Transparent groups generate more value to a wider audience. If you study the actual usage of data management deliverables, you will have to admit that the usage is quite low. In most cases, very low usage doesn't really enable a huge amount of reuse or knowledge exchange. Like Wikipedia, the more people that access and update information, the higher the quality of information that emerges. Data management deliverables evolve to what the customer needs, not what we tell them they need.
Transparency lowers the cost of data management. Cutting costs is a central theme of business and IT today. Data management can be expensive, depending on the size of the program and resources required. Utilizing collaborative applications lowers the cost of business by improving productivity, increasing the speed of delivery and eliminating corporate friction. Social networking tools allow you to locate other resources that can help you or communicate your message.
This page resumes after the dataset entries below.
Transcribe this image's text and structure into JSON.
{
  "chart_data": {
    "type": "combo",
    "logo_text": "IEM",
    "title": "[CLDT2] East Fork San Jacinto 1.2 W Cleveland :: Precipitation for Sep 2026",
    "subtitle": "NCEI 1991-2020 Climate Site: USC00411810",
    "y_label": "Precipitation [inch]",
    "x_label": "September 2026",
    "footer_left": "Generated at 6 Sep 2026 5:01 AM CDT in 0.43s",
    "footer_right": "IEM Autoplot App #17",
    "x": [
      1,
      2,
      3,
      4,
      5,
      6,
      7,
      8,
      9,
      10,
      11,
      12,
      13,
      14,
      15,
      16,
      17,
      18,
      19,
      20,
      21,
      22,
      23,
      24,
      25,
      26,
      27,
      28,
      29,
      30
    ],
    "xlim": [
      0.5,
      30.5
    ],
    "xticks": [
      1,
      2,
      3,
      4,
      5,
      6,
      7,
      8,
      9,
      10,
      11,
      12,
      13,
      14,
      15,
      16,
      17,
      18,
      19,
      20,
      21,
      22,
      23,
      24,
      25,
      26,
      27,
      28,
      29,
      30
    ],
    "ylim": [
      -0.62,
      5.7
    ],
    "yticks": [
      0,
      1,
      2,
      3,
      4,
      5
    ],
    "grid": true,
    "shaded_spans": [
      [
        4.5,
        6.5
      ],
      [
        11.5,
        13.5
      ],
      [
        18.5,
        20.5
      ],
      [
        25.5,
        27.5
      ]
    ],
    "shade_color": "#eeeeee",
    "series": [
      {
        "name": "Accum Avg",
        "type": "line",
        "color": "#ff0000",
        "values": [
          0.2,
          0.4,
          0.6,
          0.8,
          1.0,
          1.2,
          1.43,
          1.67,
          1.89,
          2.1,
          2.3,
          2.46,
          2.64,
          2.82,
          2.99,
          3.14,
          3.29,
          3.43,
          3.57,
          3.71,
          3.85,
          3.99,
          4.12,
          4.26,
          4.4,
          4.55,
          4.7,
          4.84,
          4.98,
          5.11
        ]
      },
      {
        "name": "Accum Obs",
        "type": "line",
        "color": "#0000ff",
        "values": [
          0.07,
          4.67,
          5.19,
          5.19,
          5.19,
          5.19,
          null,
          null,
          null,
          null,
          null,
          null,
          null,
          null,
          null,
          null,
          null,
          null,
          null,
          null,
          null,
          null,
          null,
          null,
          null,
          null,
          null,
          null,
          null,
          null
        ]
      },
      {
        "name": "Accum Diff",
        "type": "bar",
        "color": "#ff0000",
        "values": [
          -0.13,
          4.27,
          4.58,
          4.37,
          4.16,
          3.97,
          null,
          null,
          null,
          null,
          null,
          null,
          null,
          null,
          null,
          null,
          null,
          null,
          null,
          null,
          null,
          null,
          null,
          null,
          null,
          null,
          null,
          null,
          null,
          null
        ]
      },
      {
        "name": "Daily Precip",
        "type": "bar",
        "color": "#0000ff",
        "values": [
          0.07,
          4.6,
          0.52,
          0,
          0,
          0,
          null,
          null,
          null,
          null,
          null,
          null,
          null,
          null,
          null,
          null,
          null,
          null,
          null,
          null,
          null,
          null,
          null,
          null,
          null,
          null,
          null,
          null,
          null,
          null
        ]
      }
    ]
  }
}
Data Quality Improves with Many Eyes
In the open source world, they have a saying, "All bugs are shallow with many eyes." Basically, this means that if you have enough people looking at a problem, then the solution will be straightforward. With a distributed workload, no single person will be burdened by the entire issue. The same thing applies in the data management world. How long would it take you to locate a data quality problem if 5,000 people are looking for it? I remember my very first data quality audit, where we created a collection of 20 edits for the customer master file. The problems were so bad that we generated 15,000 edit cards. One afternoon, all 125 employees spent two hours fixing and correcting the problems. From then on, we only had about 10 errors per day and a near perfect data environment.
Transparency is the key for long-term value-add for the data management organization. Change is coming; you can either be on the leading edge or wait till management thinks it's a good idea. Hopefully, it won't be too late by the time they come around.